What kind of role does he expect Washington to play? Is he really so delusional as to think that anything meaningful will come of Arab flirtations with other (rather mysterious) powers? The "allies" to whom he is referring may believe what they like. They have long been free to do so. The more important question is, what are they going to do about it?

Obama will pursue a different kind of foreign policy in the region than Bush. But he will certainly not stop protecting Washington's allies or the flow of oil.


Nobody said...

Well. You have to give it to America that this time they have really tried something very unconventional on the Middle East. First the Yankees have wrecked themselves, then by the Domino effect half of the world went down taking with it the price of oil and energy markets. In this sense you can say that the US is getting too unpredictable to allow the steady flow of oil. Next we may have to watch Obama's attempt to do something about alternative energies though I am not holding my breath.

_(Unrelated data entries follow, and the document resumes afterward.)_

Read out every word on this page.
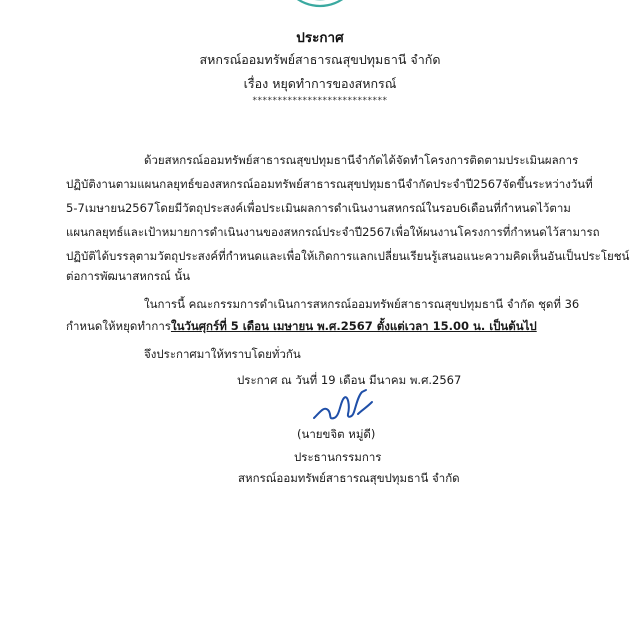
ประกาศ
สหกรณ์ออมทรัพย์สาธารณสุขปทุมธานี จำกัด
เรื่อง หยุดทำการของสหกรณ์
***************************
ด้วย สหกรณ์ออมทรัพย์สาธารณสุขปทุมธานี จำกัด ได้จัดทำโครงการติดตามประเมินผลการ
ปฏิบัติงานตามแผนกลยุทธ์ ของสหกรณ์ออมทรัพย์สาธารณสุขปทุมธานี จำกัด ประจำปี 2567 จัดขึ้นระหว่างวันที่
5 - 7 เมษายน 2567 โดยมีวัตถุประสงค์เพื่อประเมินผลการดำเนินงานสหกรณ์ในรอบ 6 เดือน ที่กำหนดไว้ตาม
แผนกลยุทธ์ และเป้าหมายการดำเนินงานของสหกรณ์ประจำปี 2567 เพื่อให้ผนงาน โครงการที่กำหนดไว้ สามารถ
ปฏิบัติได้บรรลุตามวัตถุประสงค์ที่กำหนด และเพื่อให้เกิดการแลกเปลี่ยนเรียนรู้ เสนอแนะความคิดเห็นอันเป็นประโยชน์
ต่อการพัฒนาสหกรณ์ นั้น
ในการนี้ คณะกรรมการดำเนินการสหกรณ์ออมทรัพย์สาธารณสุขปทุมธานี จำกัด ชุดที่ 36
กำหนดให้หยุดทำการในวันศุกร์ที่ 5 เดือน เมษายน พ.ศ.2567 ตั้งแต่เวลา 15.00 น. เป็นต้นไป
จึงประกาศมาให้ทราบโดยทั่วกัน
ประกาศ ณ วันที่ 19 เดือน มีนาคม พ.ศ.2567
(นายขจิต หมู่ดี)
ประธานกรรมการ
สหกรณ์ออมทรัพย์สาธารณสุขปทุมธานี จำกัด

At least with the Chinese and Indians you can be sure that the oil demand will keep growing steadily, let alone that both are still subsidizing oil products for their domestic markets. Some predictability at least.

Amos said...

Yah, but I don't see the Chinese or Indian navies securing strategic shipping lanes.

Nobody said...

By the way, regarding flirtations with rather mysterious powers, Russians seem to be very hard hit. Without their rainy day funds they would have collapsed by now. They still have something around 500 billion dollars, but this is down from 600 and it does not look like their bailouts work. At this rate they may run within a year through all their funds. Never mind that they seem to be heading fast towards another war in the Caucasus, this time in Ingushetia.

Amos said...

I saw the reports of a bombing in Vladikavkaz. Will they blame it on Georgian terrorists?

Nobody said...

They can. They used to accuse the Georgians of sheltering Chechen separatists which is apparently true.

On the other hand they have daily attacks in Ingushetia. Another thing is that they said that the bus was destroyed by a suicide bomber. The Georgians don't do these things. They are Christians.